A commitment to teaching
A Maple Ridge educator has been chosen to receive a rare honour from his alma mater.
UBC has selected Scott Ormiston to receive the 2014 UBC Alumni Teaching Award, citing his “indefatigable commitment to teaching, and the passion, kindness and caring he brings to his practice.”
“It’s tremendous to be recognized, amongst all the amazing colleagues I’ve worked with over the years,” he said.
Dave Derpak was one of the people who nominated Ormiston. Derpak is a district principal in charge of international education for the Vancouver school board, and attended UBC at the same time as Ormiston. They graduated together in 1982, “back when we both had hair.”
The two have remained friends for more than 30 years.
“Scott has always had a great sense of humor, and a great sense of family,” he said.
Derpak said Ormiston demonstrated his expertise and commitment to teaching in recent years, when he took on a new challenge in the Aboriginal education department with the Maple Ridge-Pitt Meadows school district.
The district has increased its aboriginal graduation rate by 20 per cent in the past two years. If present trends continue, the aboriginal grad rate in the district will be the tops in the province.
Ormiston has a long relationship with this district. He came here in 1983, but left for Calgary after meeting his wife at the Winter Olympics in 1988. After five years in the Stampede City, they returned to B.C. in 1989, and he has been in School District No. 42 since.
For about 20 years, he worked at Garibaldi secondary in the resource room, keeping kids considered “at risk” strongly linked to the school system.
Two years ago, he was asked to become one of two resource teachers for secondary school aboriginal education. In this new role, Ormiston works at Thomas Haney, Garibaldi and Maple Ridge secondary schools, supporting aboriginal education workers and dealing directly with students.
He credits the case management model of working with aboriginal students for the district’s success. In this individualized approach, each student who is struggling to pass courses is dealt with individually, and staff try to minimize any and all obstructions to their graduating.
“You’ve got to build good, really strong relationships with the students.
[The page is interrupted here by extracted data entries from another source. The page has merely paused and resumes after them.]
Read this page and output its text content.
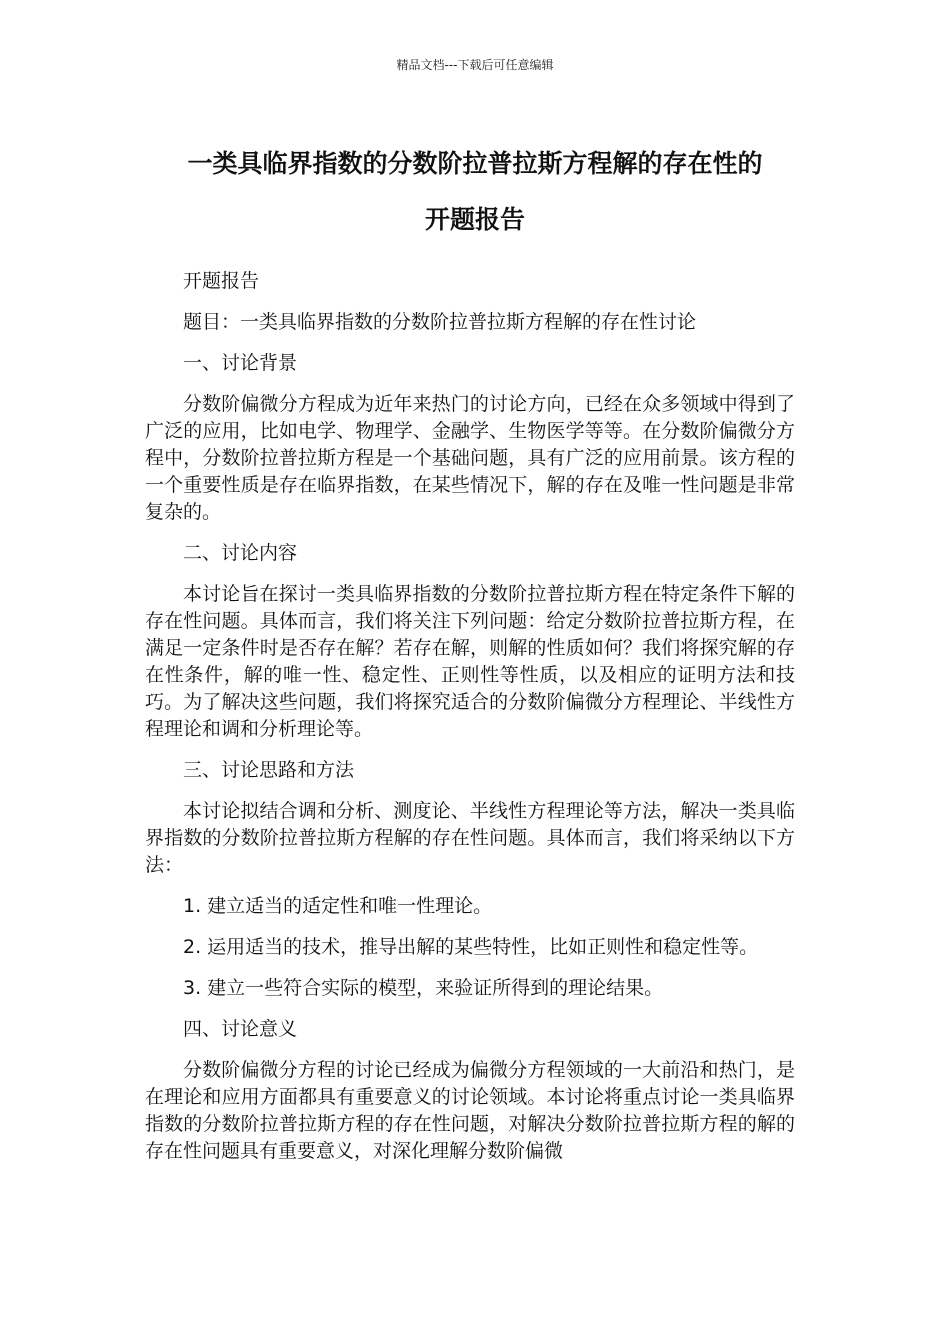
精品文档---下载后可任意编辑
一类具临界指数的分数阶拉普拉斯方程解的存在性的
开题报告

开题报告

题目：一类具临界指数的分数阶拉普拉斯方程解的存在性讨论

一、讨论背景

分数阶偏微分方程成为近年来热门的讨论方向，已经在众多领域中得到了广泛的应用，比如电学、物理学、金融学、生物医学等等。在分数阶偏微分方程中，分数阶拉普拉斯方程是一个基础问题，具有广泛的应用前景。该方程的一个重要性质是存在临界指数，在某些情况下，解的存在及唯一性问题是非常复杂的。

二、讨论内容

本讨论旨在探讨一类具临界指数的分数阶拉普拉斯方程在特定条件下解的存在性问题。具体而言，我们将关注下列问题：给定分数阶拉普拉斯方程，在满足一定条件时是否存在解？若存在解，则解的性质如何？我们将探究解的存在性条件，解的唯一性、稳定性、正则性等性质，以及相应的证明方法和技巧。为了解决这些问题，我们将探究适合的分数阶偏微分方程理论、半线性方程理论和调和分析理论等。

三、讨论思路和方法

本讨论拟结合调和分析、测度论、半线性方程理论等方法，解决一类具临界指数的分数阶拉普拉斯方程解的存在性问题。具体而言，我们将采纳以下方法：

1. 建立适当的适定性和唯一性理论。

2. 运用适当的技术，推导出解的某些特性，比如正则性和稳定性等。

3. 建立一些符合实际的模型，来验证所得到的理论结果。

四、讨论意义

分数阶偏微分方程的讨论已经成为偏微分方程领域的一大前沿和热门，是在理论和应用方面都具有重要意义的讨论领域。本讨论将重点讨论一类具临界指数的分数阶拉普拉斯方程的存在性问题，对解决分数阶拉普拉斯方程的解的存在性问题具有重要意义，对深化理解分数阶偏微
You try to become an advocate for them,” explained Ormiston.
The results have been impressive. The district boasts a graduation rate of 74 per cent for first nations students, compared with a provincial aboriginal grade rate of 54 per cent.
“Scott’s influence as a teacher cannot be fully expressed through figures,” notes the nomination. “Throughout his career, the relationships that Scott has built with his students have been at the core of his teaching practice.
“He is described as having a remarkable ability to generate mutual respect with his students, and to both advocate on their behalf as well as encourage them to advocate for themselves.”
During his time at Garibaldi, Ormiston established traditions to foster school pride, including a Terry Fox Run, staff appreciation lunches for students helping other students with special needs, and an annual Christmas party.
First Nations 12 students at Garibaldi traditionally give paddles to teachers who have made a significant impression on their lives. During his years at the school, Ormiston has received numerous paddles.
He and his wife have two adopted children; one was born to a young mother attending Garibaldi; the other the daughter of a work colleague.
Ormiston has been heavily involved as a coach of various sports in the past 43 years, both in schools and in the community.
“I really enjoy my time with the kids, and when you’re with them in sports, you know them in a different context,” he said.
A former competitive swimmer, Ormiston has remained immersed in aquatics. The Red Cross National Water Safety Program uses the 1-2-3 Breathe manual and video that Ormiston co-authored – a method that helps non-swimmers learn front crawl.
He will receive his award on April 9 at the Gordon Smith Art Gallery in North Vancouver.
It includes a $1,000 prize and $1,000 to be donated.
“It’ll be used somewhere in the system for our kids,” he said.
Ormiston will now be nominated for the Prime Minister of Canada Award, which Derpak calls “the Nobel Prize of teaching.”